Quantum Max-Flow Min-Cut theorem

TL;DR

This paper proves an asymptotic quantum max-flow min-cut theorem for tensor networks, showing that the quantum max-flow and min-cut become equal as the entanglement dimension grows infinitely large.

Contribution

It establishes a new asymptotic quantum max-flow min-cut theorem for tensor networks, resolving a previously disproven conjecture in the limit of large entanglement dimension.

Findings

Quantum max-flow equals quantum min-cut for infinitely many dimensions n.

The ratio of quantum max-flow to min-cut converges to 1 as n approaches infinity.
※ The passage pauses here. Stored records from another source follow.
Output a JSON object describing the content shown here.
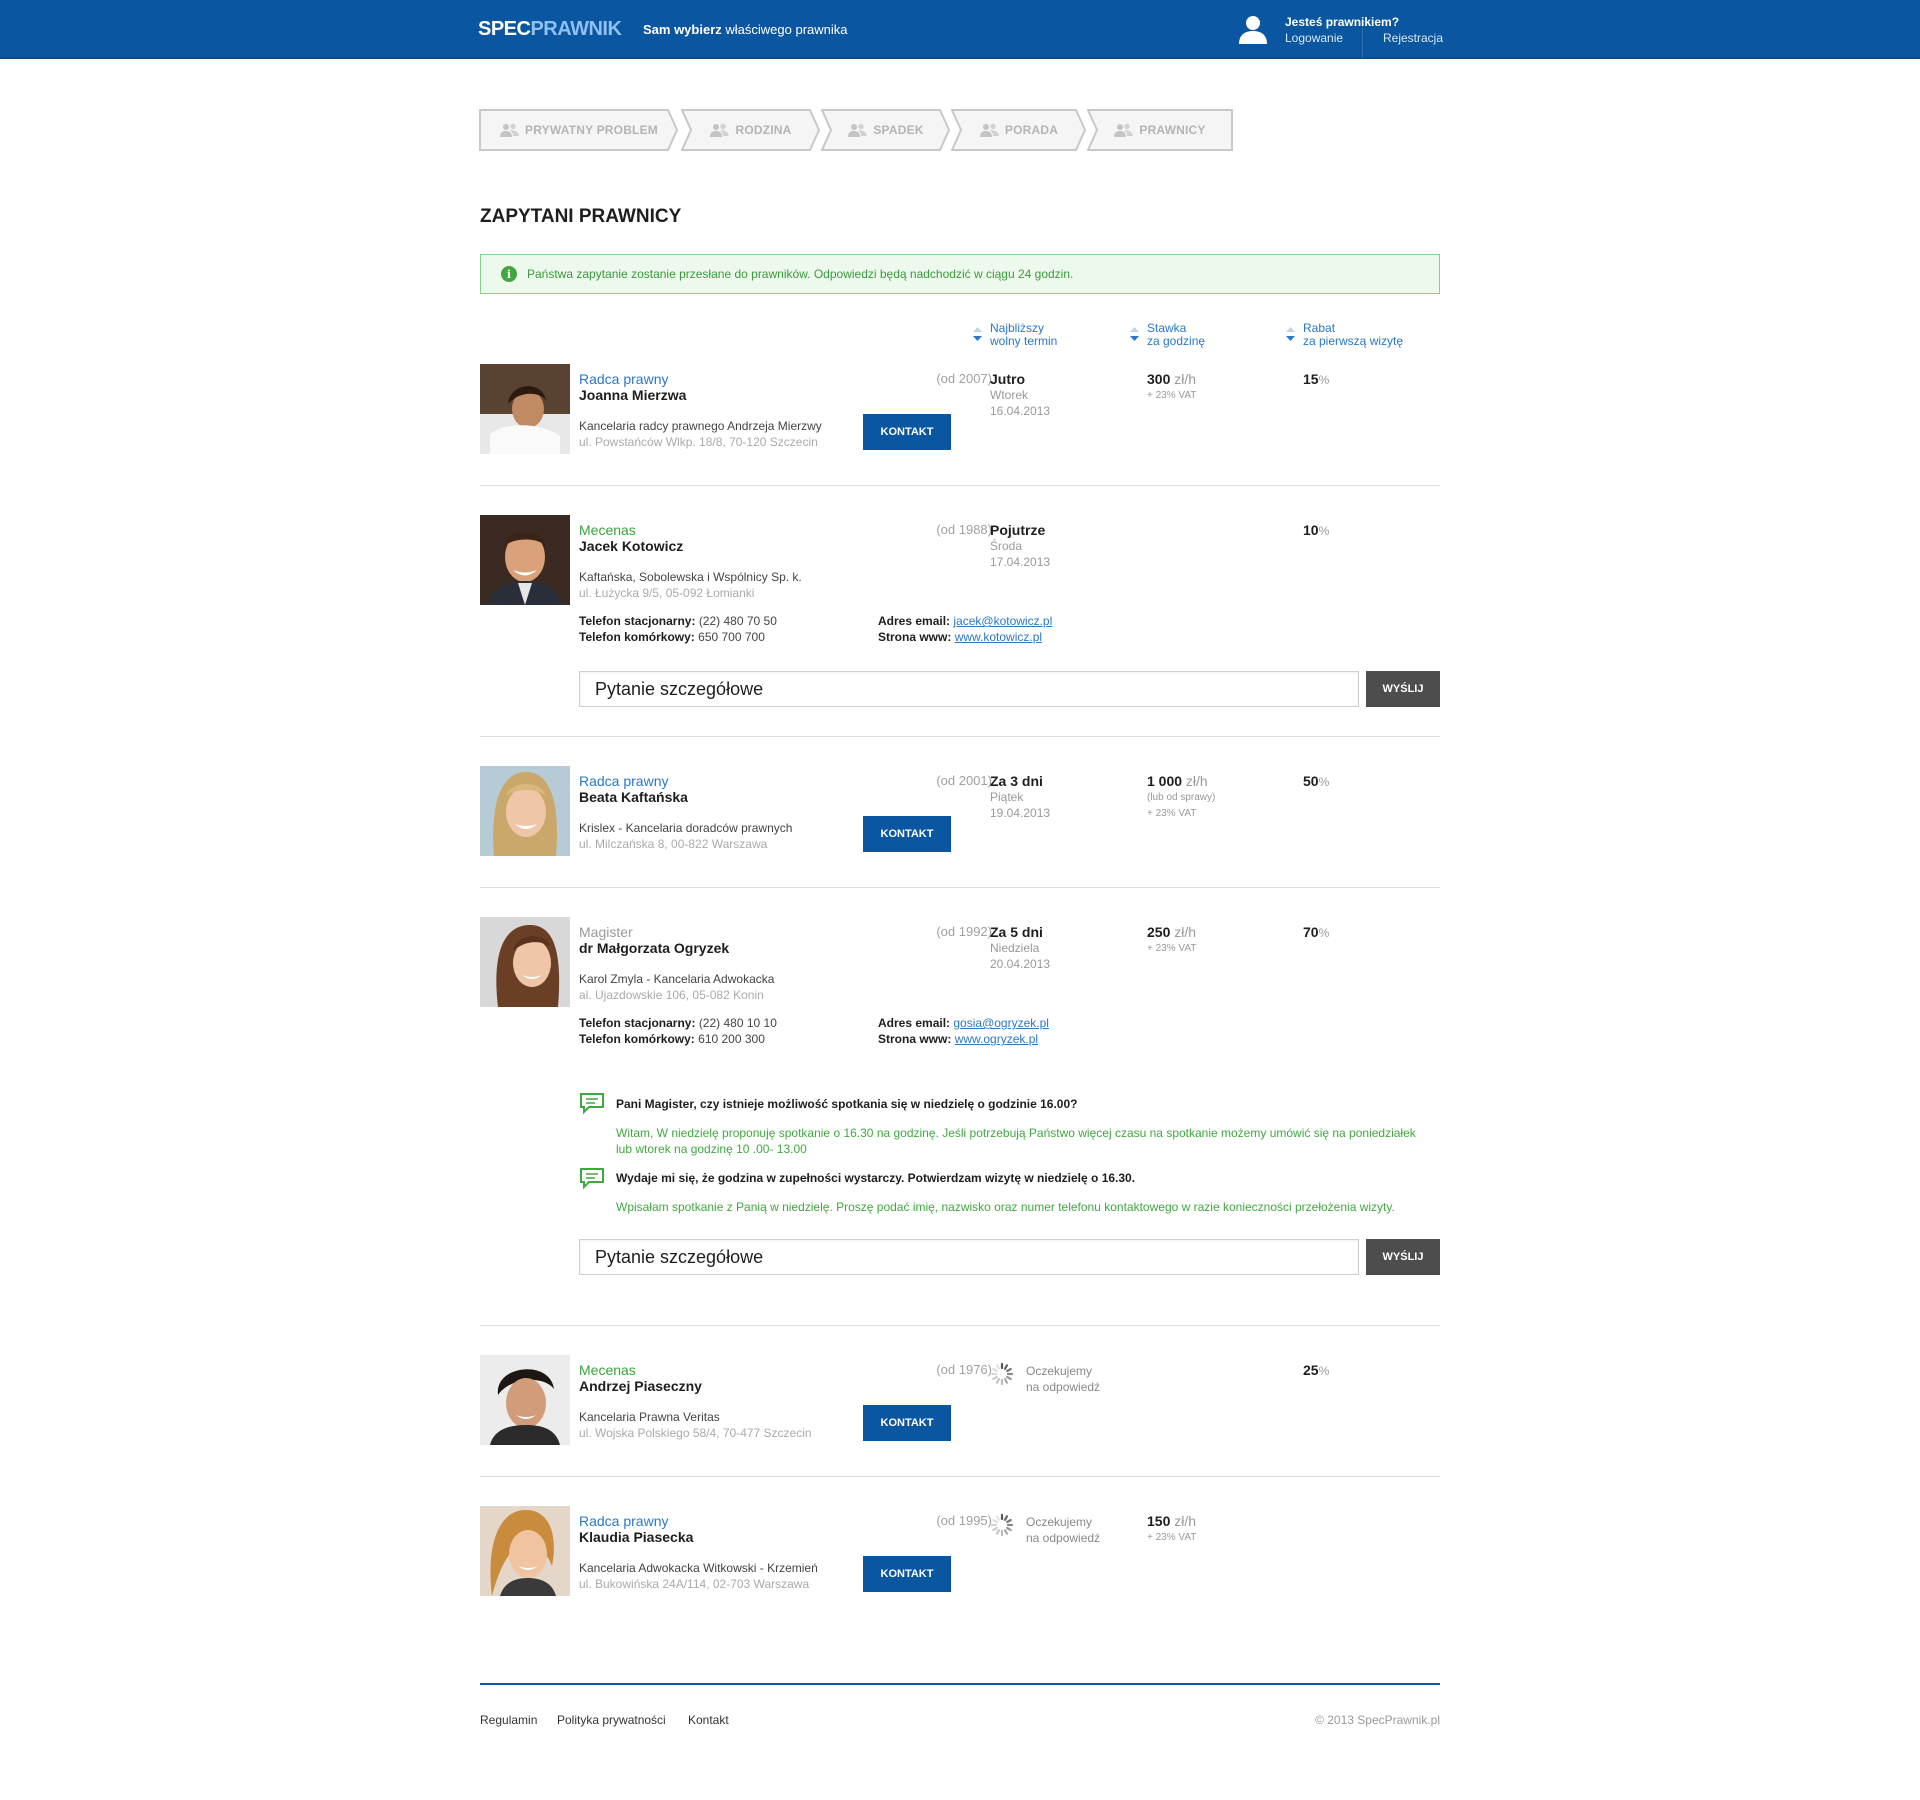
{
  "header": {
    "logo_part1": "SPEC",
    "logo_part2": "PRAWNIK",
    "tagline_bold": "Sam wybierz",
    "tagline_rest": " właściwego prawnika",
    "lawyer_question": "Jesteś prawnikiem?",
    "login": "Logowanie",
    "register": "Rejestracja"
  },
  "steps": [
    "PRYWATNY PROBLEM",
    "RODZINA",
    "SPADEK",
    "PORADA",
    "PRAWNICY"
  ],
  "page_title": "ZAPYTANI PRAWNICY",
  "notice": "Państwa zapytanie zostanie przesłane do prawników. Odpowiedzi będą nadchodzić w ciągu 24 godzin.",
  "columns": {
    "term": [
      "Najbliższy",
      "wolny termin"
    ],
    "rate": [
      "Stawka",
      "za godzinę"
    ],
    "discount": [
      "Rabat",
      "za pierwszą wizytę"
    ]
  },
  "lawyers": [
    {
      "role": "Radca prawny",
      "name": "Joanna Mierzwa",
      "since": "(od 2007)",
      "office": "Kancelaria radcy prawnego Andrzeja Mierzwy",
      "address": "ul. Powstańców Wlkp. 18/8, 70-120 Szczecin",
      "button": "KONTAKT",
      "term_day": "Jutro",
      "term_weekday": "Wtorek",
      "term_date": "16.04.2013",
      "rate_value": "300",
      "rate_unit": " zł/h",
      "rate_vat": "+ 23% VAT",
      "discount": "15",
      "discount_unit": "%"
    },
    {
      "role": "Mecenas",
      "name": "Jacek Kotowicz",
      "since": "(od 1988)",
      "office": "Kaftańska, Sobolewska i Wspólnicy Sp. k.",
      "address": "ul. Łużycka 9/5, 05-092 Łomianki",
      "term_day": "Pojutrze",
      "term_weekday": "Środa",
      "term_date": "17.04.2013",
      "discount": "10",
      "discount_unit": "%",
      "phone_label": "Telefon stacjonarny:",
      "phone": "(22) 480 70 50",
      "mobile_label": "Telefon komórkowy:",
      "mobile": "650 700 700",
      "email_label": "Adres email:",
      "email": "jacek@kotowicz.pl",
      "www_label": "Strona www:",
      "www": "www.kotowicz.pl",
      "ask_placeholder": "Pytanie szczegółowe",
      "send": "WYŚLIJ"
    },
    {
      "role": "Radca prawny",
      "name": "Beata Kaftańska",
      "since": "(od 2001)",
      "office": "Krislex - Kancelaria doradców prawnych",
      "address": "ul. Milczańska 8, 00-822 Warszawa",
      "button": "KONTAKT",
      "term_day": "Za 3 dni",
      "term_weekday": "Piątek",
      "term_date": "19.04.2013",
      "rate_value": "1 000",
      "rate_unit": " zł/h",
      "rate_note": "(lub od sprawy)",
      "rate_vat": "+ 23% VAT",
      "discount": "50",
      "discount_unit": "%"
    },
    {
      "role": "Magister",
      "name": "dr Małgorzata Ogryzek",
      "since": "(od 1992)",
      "office": "Karol Zmyla - Kancelaria Adwokacka",
      "address": "al. Ujazdowskie 106, 05-082 Konin",
      "term_day": "Za 5 dni",
      "term_weekday": "Niedziela",
      "term_date": "20.04.2013",
      "rate_value": "250",
      "rate_unit": " zł/h",
      "rate_vat": "+ 23% VAT",
      "discount": "70",
      "discount_unit": "%",
      "phone_label": "Telefon stacjonarny:",
      "phone": "(22) 480 10 10",
      "mobile_label": "Telefon komórkowy:",
      "mobile": "610 200 300",
      "email_label": "Adres email:",
      "email": "gosia@ogryzek.pl",
      "www_label": "Strona www:",
      "www": "www.ogryzek.pl",
      "messages": [
        {
          "question": "Pani Magister, czy istnieje możliwość spotkania się w niedzielę o godzinie 16.00?",
          "answer": "Witam, W niedzielę proponuję spotkanie o 16.30 na godzinę. Jeśli potrzebują Państwo więcej czasu na spotkanie możemy umówić się na poniedziałek lub wtorek na godzinę 10 .00- 13.00"
        },
        {
          "question": "Wydaje mi się, że godzina w zupełności wystarczy. Potwierdzam wizytę w niedzielę o 16.30.",
          "answer": "Wpisałam spotkanie z Panią w niedzielę. Proszę podać imię, nazwisko oraz numer telefonu kontaktowego w razie konieczności przełożenia wizyty."
        }
      ],
      "ask_placeholder": "Pytanie szczegółowe",
      "send": "WYŚLIJ"
    },
    {
      "role": "Mecenas",
      "name": "Andrzej Piaseczny",
      "since": "(od 1976)",
      "office": "Kancelaria Prawna Veritas",
      "address": "ul. Wojska Polskiego 58/4, 70-477 Szczecin",
      "button": "KONTAKT",
      "wait1": "Oczekujemy",
      "wait2": "na odpowiedź",
      "discount": "25",
      "discount_unit": "%"
    },
    {
      "role": "Radca prawny",
      "name": "Klaudia Piasecka",
      "since": "(od 1995)",
      "office": "Kancelaria Adwokacka Witkowski - Krzemień",
      "address": "ul. Bukowińska 24A/114, 02-703 Warszawa",
      "button": "KONTAKT",
      "wait1": "Oczekujemy",
      "wait2": "na odpowiedź",
      "rate_value": "150",
      "rate_unit": " zł/h",
      "rate_vat": "+ 23% VAT"
    }
  ],
  "footer": {
    "links": [
      "Regulamin",
      "Polityka prywatności",
      "Kontakt"
    ],
    "copyright": "© 2013 SpecPrawnik.pl"
  },
  "colors": {
    "brand_blue": "#0a56a0",
    "link_blue": "#2a78c5",
    "green": "#41a741",
    "dark_button": "#4d4d4d"
  }
}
The asymptotic version of the open problem is validated.

Abstract

The max-flow min-cut theorem is a cornerstone result in combinatorial optimization. Calegari et al. (arXiv:0802.3208) initialized the study of quantum max-flow min-cut conjecture, which connects the rank of a tensor network and the min-cut. Cui et al. (arXiv:1508.04644) showed that this conjecture is false generally. In this paper, we establish a quantum max-flow min-cut theorem for a new definition of quantum maximum flow. In particular, we show that for any quantum tensor network, there are infinitely many $n$, such that quantum max-flow equals quantum min-cut, after attaching dimension $n$ maximally entangled state to each edge as ancilla. Our result implies that the ratio of the quantum max-flow to the quantum min-cut converges to $1$ as the dimension $n$ tends to infinity. As a direct application, we prove the validity of the asymptotical version of the open problem about the quantum max-flow and the min-cut, proposed in Cui et al. (arXiv:1508.04644 ).